Belanghebbende heeft ter nadere zitting een brief getoond (zie hiervóór, 1.9), waarvan een kopie tot de stukken van het geding behoort, afkomstig van de KBL, gericht aan zijn gemachtigde, met de volgende inhoud.
Luxembourg, 4 août 2008
Geachte Meester,
Betreft: de rekening Nr. [rekeningnummer]
Op uw verzoek bevestigen wij dat de rekening onder stamnummer [rekeningnummer] in onze boeken werd geschrapt op datum van 21 juli 1995.
Daarnaast kunnen wij u mededelen dat het saldo op de rekening nul bedroeg op de datum van afsluiting.
(volgt groet en ondertekening)
Het in de brief genoemde stamnummer betreft de rekening waarop het renseignement uit België (de microfiche) betrekking had.
Tot de stukken van het geding behoort een brief van de Inspecteur aan belanghebbende, met bijlage, gedagtekend 14 juni 2012. De brief is verzonden naar aanleiding van de eerste zitting van het Hof van 12 juni 2012. De bijlage bevat een herrekening van de na te vorderen belasting en boeten.

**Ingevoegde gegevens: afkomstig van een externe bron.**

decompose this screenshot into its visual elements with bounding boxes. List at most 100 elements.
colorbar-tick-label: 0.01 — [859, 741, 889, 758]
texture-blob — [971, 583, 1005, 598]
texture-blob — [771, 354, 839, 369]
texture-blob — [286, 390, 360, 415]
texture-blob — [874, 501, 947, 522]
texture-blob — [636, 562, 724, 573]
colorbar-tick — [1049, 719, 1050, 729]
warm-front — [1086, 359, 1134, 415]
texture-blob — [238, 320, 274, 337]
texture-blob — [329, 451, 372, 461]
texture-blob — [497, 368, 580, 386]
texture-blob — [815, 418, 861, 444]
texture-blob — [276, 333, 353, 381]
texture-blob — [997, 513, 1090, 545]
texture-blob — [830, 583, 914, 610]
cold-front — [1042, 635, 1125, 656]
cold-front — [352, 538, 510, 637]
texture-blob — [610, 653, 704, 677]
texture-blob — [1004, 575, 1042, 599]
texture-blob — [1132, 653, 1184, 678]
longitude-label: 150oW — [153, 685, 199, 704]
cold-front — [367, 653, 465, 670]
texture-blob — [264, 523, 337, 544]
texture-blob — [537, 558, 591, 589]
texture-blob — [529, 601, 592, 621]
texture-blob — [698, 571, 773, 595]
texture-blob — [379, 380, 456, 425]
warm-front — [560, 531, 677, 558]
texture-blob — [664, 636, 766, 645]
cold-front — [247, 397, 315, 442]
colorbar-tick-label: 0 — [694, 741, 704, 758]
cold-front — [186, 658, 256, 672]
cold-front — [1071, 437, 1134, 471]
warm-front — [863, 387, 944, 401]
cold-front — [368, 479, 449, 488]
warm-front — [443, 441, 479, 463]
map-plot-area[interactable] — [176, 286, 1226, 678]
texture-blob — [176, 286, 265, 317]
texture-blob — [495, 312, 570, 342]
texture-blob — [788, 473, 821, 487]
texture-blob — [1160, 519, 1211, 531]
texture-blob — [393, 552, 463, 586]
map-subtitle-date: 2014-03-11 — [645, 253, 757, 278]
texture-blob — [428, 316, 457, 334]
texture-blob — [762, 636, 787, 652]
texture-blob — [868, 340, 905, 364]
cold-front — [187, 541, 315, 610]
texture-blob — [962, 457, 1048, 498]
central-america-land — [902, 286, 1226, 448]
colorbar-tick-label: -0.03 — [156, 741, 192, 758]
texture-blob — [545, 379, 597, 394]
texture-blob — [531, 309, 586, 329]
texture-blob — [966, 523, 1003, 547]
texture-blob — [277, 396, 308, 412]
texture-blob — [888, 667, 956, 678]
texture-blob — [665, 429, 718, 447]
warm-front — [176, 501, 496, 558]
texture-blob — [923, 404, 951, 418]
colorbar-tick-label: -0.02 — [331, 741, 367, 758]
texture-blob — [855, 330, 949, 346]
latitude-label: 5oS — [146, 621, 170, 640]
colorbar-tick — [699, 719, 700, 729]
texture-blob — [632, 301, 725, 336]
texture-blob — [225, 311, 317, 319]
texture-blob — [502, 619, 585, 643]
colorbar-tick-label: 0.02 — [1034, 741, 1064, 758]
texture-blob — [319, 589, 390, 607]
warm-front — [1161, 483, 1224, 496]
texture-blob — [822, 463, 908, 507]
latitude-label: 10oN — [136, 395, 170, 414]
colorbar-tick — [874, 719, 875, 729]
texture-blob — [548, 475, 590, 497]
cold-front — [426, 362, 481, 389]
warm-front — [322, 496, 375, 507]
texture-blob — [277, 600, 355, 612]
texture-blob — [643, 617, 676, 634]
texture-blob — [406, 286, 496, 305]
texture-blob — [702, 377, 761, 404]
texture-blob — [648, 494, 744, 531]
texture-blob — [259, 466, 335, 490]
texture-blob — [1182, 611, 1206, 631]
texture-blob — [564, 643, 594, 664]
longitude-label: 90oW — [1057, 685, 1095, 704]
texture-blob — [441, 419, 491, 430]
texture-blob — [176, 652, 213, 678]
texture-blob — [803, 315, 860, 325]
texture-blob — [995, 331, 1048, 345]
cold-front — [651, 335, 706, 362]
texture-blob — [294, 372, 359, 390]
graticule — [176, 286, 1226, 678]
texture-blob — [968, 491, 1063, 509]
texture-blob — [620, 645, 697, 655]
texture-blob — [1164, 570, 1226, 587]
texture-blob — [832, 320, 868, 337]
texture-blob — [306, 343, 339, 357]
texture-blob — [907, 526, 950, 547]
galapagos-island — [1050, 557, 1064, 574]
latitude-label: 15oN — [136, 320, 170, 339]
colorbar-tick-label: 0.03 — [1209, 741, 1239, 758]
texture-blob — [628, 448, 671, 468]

In de berekeningen zijn de boeten naar nihil teruggebracht en zijn de correcties met 1/3de deel (de verhoging met factor 1,5 verviel) verminderd.
3 Geschil, alsmede standpunten en conclusies van partijen
Tussen partijen is in geschil of de Inspecteur de aanslagen en de beschikkingen terecht en tot de juiste bedragen heeft vastgesteld. Het gaat daarbij om de volgende vragen:
A. Beschikt de Inspecteur over een zogenoemd nieuw feit als bedoeld in artikel 16 van de Algemene wet inzake rijksbelastingen (AWR) dat navordering rechtvaardigt? Zo niet, is belanghebbende dan te kwade trouw als bedoeld in dat artikel?
B. Heeft de Inspecteur de navorderingstermijn overschreden?
C. Voor het geval vraag A bevestigend en vraag B ontkennend wordt beantwoord: heeft de Inspecteur de correcties op het aangegeven inkomen en vermogen juist berekend, dat wil zeggen: zijn zij gebaseerd op een redelijke schatting?
Belanghebbende beantwoordt vraag B bevestigend; de overige vragen beantwoordt hij ontkennend; de Inspecteur verdedigt telkens het tegenovergestelde antwoord.
In hoger beroep zijn de volgende punten niet langer in geschil:
- -
-
De hoogte van de boete: de Inspecteur heeft gesteld dat, gelet op de inmiddels gewezen jurisprudentie van de Hoge Raad, alle verhogingen en boeten dienen te vervallen.
- -
-
De vraag of belanghebbende terecht als houder van de bankrekening(en) is geïdentificeerd; belanghebbende erkent dat hij de rekeninghouder was, althans tot 12 juli 1995.
- -
-
De vraag of de Inspecteur alle op het geding betrekking hebbende stukken heeft ingediend. Belanghebbende heeft zijn stelling dat zulks niet het geval was, ingetrokken.
Voorts heeft belanghebbende zijn stelling dat de hoger beroepen van de Inspecteur te laat zouden zijn ingediend, en deswege niet-ontvankelijk zouden zijn, ingetrokken. Het Hof, dat gehouden is ambtshalve de ontvankelijkheid te toetsen, sluit zich aan bij de eensluidende opvatting van partijen dat de hoger beroepen van de Inspecteur ontvankelijk zijn.
Partijen doen hun standpunten in hoger beroep steunen op de gronden welke daartoe door hen zijn aangevoerd in de van hen afkomstige stukken. Voor hetgeen zij ter nadere zitting daaraan hebben toegevoegd, verwijst het Hof naar het proces-verbaal van die zitting.
De Inspecteur concludeert tot gegrondverklaring van de door hem ingestelde principale hoger beroepen, tot ongegrondverklaring van de door belanghebbende ingestelde incidentele hoger beroepen, tot vernietiging van de uitspraken van de Rechtbank en, naar het Hof verstaat, de uitspraken op bezwaar, en vermindering van de aanslagen conform zijn onder 2.11 genoemde berekeningen alsmede vermindering tot nihil dan wel vernietiging van de opgelegde verhogingen en boeten.
Belanghebbende concludeert tot gegrondverklaring van de door hem ingestelde incidenteel hoger beroepen, en primair tot ongegrondverklaring van de door de Inspecteur ingestelde hoger beroepen, tot vernietiging van de uitspraken van de Rechtbank, tot vernietiging van de uitspraken van de Inspecteur, tot vernietiging van de aanslagen en de beschikkingen; subsidiair concludeert belanghebbende, naar het Hof verstaat, tot bevestiging van de uitspraken van de Rechtbank.